NICE highlight several housing factors “that put people at increased risk of exposure to poor indoor air quality” which include location of the home near sources of external air pollution, the structure of buildings such as small rooms and inadequate ventilation, physical disrepair including flood damage or with un-flued or poorly maintained fuel-burning appliances, and overcrowding (See the NICE Guidance here).

“The disgraceful reality is that the RSPCA would act immediately if we reported such conditions for an animal, but neither landlords nor government provide an equivalent, immediate system of redress when people are living with these terrible hazards.”
SHAC quoted by Air Quality News (Indoor air inequality: how mould and damp are affecting societies’ most vulnerable residents)

The list of those bound by the guidance include housing associations – but housing associations don’t seem to have listened. Complaints to SHAC about mould and damp are a constant, and relate to both older stock and new build. Profit (or ‘surplus’ in housing association terminology) wins out over safety when it comes to executive priorities.

Housing Ombudsman Intervention

The Housing Ombudsman followed up a year later with its own report and powerful recommendations on how housing associations should avoid and address damp and mould problems. One of the issues highlighted was a strong cultural tendency to blame tenants – indeed, the report was subtitled “Not a Lifestyle Choice” (See Spotlight on: Damp and Mould).

The Ombudsman’s recommendations included reviewing “alongside residents, their initial response to reports of damp and mould to ensure they avoid automatically apportioning blame or using language that leaves residents feeling blamed”. This advice was embedded in three pages of summarised recommendations aimed at improving the urgency and effectiveness of addressing disrepairs which cause mould and damp.

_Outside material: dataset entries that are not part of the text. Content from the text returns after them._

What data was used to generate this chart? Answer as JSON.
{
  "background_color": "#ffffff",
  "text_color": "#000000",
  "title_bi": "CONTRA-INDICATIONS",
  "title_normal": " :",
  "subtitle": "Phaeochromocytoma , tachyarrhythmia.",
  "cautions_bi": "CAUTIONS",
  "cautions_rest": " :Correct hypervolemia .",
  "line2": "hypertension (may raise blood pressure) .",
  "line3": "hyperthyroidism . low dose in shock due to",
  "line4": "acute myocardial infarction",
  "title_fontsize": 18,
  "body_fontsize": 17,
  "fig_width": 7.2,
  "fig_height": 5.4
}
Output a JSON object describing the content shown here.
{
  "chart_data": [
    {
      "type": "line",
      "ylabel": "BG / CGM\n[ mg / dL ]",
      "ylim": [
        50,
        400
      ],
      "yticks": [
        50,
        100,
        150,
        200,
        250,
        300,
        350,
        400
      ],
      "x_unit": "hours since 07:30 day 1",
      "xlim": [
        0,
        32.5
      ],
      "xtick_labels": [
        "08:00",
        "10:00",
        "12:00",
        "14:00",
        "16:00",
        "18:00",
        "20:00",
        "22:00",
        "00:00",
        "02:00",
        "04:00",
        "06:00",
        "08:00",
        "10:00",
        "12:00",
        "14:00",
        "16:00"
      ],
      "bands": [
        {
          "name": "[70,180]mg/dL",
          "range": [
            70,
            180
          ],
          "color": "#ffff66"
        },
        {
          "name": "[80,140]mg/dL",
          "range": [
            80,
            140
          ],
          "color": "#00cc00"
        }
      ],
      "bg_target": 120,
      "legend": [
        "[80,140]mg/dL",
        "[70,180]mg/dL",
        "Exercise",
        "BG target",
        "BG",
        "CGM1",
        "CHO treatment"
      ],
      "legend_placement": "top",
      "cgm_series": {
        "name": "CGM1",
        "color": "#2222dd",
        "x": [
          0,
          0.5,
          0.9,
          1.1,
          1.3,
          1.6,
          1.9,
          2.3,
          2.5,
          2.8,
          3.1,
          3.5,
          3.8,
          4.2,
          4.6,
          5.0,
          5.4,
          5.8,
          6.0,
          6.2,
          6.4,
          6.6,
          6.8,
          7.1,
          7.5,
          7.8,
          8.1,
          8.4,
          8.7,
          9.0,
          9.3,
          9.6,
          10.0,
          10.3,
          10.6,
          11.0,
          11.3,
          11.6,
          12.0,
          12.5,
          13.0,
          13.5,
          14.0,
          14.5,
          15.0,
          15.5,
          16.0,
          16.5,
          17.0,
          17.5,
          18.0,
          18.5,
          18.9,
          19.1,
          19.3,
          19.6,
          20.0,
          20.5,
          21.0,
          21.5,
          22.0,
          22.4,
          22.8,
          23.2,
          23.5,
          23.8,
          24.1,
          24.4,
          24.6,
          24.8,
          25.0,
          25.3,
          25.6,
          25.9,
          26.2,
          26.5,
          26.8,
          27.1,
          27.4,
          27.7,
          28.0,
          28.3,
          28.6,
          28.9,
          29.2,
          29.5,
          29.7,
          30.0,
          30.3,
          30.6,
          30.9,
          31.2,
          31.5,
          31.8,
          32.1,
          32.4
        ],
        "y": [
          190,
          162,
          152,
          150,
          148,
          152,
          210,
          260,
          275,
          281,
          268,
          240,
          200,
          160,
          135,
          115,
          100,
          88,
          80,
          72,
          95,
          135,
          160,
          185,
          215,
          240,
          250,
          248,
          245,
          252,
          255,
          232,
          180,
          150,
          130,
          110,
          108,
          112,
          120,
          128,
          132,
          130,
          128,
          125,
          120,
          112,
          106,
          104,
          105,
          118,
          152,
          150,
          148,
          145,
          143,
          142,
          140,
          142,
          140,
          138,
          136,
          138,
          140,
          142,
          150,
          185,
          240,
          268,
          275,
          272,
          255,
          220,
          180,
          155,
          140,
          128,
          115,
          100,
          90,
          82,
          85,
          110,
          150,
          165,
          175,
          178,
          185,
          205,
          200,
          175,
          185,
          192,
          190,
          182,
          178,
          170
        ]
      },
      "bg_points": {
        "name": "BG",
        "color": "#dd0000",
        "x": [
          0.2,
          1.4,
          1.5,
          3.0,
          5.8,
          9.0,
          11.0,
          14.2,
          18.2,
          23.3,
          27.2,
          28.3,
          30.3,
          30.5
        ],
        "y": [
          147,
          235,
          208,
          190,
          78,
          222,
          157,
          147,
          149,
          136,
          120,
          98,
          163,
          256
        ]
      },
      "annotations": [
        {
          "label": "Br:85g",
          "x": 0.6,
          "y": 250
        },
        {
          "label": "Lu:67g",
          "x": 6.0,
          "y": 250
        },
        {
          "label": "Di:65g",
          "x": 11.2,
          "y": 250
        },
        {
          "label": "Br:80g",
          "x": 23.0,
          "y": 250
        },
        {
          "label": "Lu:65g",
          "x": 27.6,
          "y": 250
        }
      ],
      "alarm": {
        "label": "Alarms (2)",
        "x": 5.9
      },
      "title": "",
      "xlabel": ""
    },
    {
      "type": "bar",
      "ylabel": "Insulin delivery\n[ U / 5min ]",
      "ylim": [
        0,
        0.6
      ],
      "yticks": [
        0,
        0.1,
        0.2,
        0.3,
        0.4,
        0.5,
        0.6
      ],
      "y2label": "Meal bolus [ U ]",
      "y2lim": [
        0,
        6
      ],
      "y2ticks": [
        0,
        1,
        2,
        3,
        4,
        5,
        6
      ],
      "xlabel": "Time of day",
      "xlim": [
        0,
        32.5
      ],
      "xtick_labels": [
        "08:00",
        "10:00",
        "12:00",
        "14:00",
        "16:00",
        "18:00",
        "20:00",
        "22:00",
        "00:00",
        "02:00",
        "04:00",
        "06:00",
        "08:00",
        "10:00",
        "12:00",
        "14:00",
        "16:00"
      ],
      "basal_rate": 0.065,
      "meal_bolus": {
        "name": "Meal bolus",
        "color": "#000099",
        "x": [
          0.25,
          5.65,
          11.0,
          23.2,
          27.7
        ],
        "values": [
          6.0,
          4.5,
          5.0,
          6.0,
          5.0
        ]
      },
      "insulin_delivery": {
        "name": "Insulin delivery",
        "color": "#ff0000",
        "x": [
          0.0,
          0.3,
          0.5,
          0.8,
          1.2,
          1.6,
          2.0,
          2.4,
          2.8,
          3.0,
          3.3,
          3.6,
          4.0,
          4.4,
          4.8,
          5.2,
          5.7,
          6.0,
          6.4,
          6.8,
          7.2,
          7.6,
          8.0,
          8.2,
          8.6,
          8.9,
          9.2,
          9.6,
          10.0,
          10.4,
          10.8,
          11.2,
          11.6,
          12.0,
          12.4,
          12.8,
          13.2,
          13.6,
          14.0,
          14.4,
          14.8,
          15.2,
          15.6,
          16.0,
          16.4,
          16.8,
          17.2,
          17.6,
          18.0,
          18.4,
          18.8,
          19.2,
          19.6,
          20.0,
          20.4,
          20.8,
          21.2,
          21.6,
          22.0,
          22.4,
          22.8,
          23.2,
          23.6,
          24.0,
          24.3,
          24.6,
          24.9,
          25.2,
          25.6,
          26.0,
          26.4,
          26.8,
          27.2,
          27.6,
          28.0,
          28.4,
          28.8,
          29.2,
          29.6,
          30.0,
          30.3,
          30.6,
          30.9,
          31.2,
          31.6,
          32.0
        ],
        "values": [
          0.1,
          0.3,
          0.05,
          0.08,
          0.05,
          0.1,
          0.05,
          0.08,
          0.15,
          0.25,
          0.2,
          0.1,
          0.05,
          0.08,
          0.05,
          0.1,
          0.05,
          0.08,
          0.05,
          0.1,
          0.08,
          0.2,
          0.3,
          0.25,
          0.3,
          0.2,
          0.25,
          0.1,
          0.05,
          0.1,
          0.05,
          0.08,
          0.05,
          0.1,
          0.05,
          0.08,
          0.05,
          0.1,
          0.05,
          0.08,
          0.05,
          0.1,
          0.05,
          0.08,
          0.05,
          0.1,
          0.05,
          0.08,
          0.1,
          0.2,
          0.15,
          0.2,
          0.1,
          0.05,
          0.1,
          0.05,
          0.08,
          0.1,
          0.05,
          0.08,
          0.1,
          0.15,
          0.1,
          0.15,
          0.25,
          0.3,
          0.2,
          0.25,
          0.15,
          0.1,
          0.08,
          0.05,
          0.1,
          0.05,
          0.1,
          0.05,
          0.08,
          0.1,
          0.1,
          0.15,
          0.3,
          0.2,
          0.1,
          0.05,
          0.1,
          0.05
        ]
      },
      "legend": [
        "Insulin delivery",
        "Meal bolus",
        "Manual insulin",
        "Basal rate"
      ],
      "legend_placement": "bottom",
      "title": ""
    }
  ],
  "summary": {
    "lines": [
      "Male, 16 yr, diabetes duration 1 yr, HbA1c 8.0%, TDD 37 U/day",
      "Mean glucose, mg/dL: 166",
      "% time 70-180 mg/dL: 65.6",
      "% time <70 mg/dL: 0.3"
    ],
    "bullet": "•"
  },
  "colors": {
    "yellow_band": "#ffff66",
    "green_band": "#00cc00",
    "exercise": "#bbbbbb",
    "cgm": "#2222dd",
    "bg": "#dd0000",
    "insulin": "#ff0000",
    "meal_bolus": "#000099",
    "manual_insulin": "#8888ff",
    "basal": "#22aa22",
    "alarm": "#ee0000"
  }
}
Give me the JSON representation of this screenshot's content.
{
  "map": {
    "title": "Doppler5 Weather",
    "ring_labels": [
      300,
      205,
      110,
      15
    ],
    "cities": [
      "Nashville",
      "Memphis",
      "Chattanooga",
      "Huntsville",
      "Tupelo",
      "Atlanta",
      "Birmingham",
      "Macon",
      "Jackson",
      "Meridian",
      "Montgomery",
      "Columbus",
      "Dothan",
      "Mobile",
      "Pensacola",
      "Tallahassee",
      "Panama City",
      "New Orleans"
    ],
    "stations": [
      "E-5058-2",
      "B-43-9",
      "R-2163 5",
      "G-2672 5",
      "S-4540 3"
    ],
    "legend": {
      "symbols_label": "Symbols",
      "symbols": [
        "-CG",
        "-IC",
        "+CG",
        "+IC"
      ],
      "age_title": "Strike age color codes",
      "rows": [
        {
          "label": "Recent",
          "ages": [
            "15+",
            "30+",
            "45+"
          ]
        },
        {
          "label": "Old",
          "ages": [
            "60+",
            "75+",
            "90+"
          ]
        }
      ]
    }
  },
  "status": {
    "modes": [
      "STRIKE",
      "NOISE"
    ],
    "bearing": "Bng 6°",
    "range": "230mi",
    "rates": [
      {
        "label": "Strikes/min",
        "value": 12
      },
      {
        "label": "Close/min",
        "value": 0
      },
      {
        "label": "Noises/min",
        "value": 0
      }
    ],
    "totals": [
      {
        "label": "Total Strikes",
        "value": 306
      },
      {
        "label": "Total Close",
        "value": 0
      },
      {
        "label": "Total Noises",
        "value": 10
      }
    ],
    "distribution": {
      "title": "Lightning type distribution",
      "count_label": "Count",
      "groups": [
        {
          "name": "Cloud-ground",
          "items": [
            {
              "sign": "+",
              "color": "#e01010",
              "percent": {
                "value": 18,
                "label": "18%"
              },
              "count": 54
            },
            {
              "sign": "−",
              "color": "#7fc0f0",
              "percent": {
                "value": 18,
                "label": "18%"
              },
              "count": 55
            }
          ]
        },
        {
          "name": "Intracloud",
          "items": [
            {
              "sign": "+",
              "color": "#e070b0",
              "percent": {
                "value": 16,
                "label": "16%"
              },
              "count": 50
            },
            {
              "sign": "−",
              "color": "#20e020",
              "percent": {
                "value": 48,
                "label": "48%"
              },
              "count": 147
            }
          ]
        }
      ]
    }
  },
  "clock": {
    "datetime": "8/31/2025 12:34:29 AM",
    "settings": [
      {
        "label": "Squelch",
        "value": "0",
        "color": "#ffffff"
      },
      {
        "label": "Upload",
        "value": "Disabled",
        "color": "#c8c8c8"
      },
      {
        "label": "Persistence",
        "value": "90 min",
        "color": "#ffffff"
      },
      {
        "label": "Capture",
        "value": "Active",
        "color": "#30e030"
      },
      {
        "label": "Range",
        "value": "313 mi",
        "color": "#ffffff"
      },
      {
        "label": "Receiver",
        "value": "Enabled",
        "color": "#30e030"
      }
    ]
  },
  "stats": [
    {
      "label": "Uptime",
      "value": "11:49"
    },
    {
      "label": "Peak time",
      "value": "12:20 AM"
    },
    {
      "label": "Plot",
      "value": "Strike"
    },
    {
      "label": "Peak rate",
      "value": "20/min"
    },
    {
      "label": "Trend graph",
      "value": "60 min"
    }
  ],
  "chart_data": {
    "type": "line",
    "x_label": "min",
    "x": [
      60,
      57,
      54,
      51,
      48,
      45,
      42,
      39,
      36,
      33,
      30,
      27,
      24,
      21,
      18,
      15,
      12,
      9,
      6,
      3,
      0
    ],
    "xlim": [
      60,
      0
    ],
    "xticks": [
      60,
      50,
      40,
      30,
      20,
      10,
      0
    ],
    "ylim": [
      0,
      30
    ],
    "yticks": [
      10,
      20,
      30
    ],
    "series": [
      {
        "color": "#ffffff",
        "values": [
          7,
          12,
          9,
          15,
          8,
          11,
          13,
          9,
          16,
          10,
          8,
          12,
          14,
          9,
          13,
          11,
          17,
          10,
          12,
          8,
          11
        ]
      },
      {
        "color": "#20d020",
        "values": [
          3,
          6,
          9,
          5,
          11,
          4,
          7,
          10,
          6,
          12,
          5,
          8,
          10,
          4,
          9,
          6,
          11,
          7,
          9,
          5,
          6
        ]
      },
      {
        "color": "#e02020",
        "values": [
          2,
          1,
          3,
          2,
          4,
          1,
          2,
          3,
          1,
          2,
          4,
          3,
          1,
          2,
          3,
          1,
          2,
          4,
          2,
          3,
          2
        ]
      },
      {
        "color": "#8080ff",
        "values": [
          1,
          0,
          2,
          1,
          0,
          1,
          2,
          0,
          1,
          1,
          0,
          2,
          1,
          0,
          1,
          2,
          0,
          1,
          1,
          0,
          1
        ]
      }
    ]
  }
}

Despite ample sources of professional advice, new building technologies, scientific advances, and a very healthy bank balance with which to resource better design and retrofitting, nonetheless complaints to SHAC on damp and mould continue.

All too often, the first line of defence for landlords is to blame the tenant. The second is to ignore or protract the process hoping that the tenant will give up in exhaustion.

Landlords have shown themselves incapable and unwilling to put the needs of those they house above their desire to drive up surpluses and satisfy city investors.

Self-Organisation

The social housing model is an entirely broken system that needs radical reform, considerably strengthened by tough regulation. Most urgently, it requires meaningful power for tenants and residents. The job cannot be left to the sector, nor to government, but will need to be done though self-organisation by local tenant and resident associations, or by joining housing campaign groups like SHAC.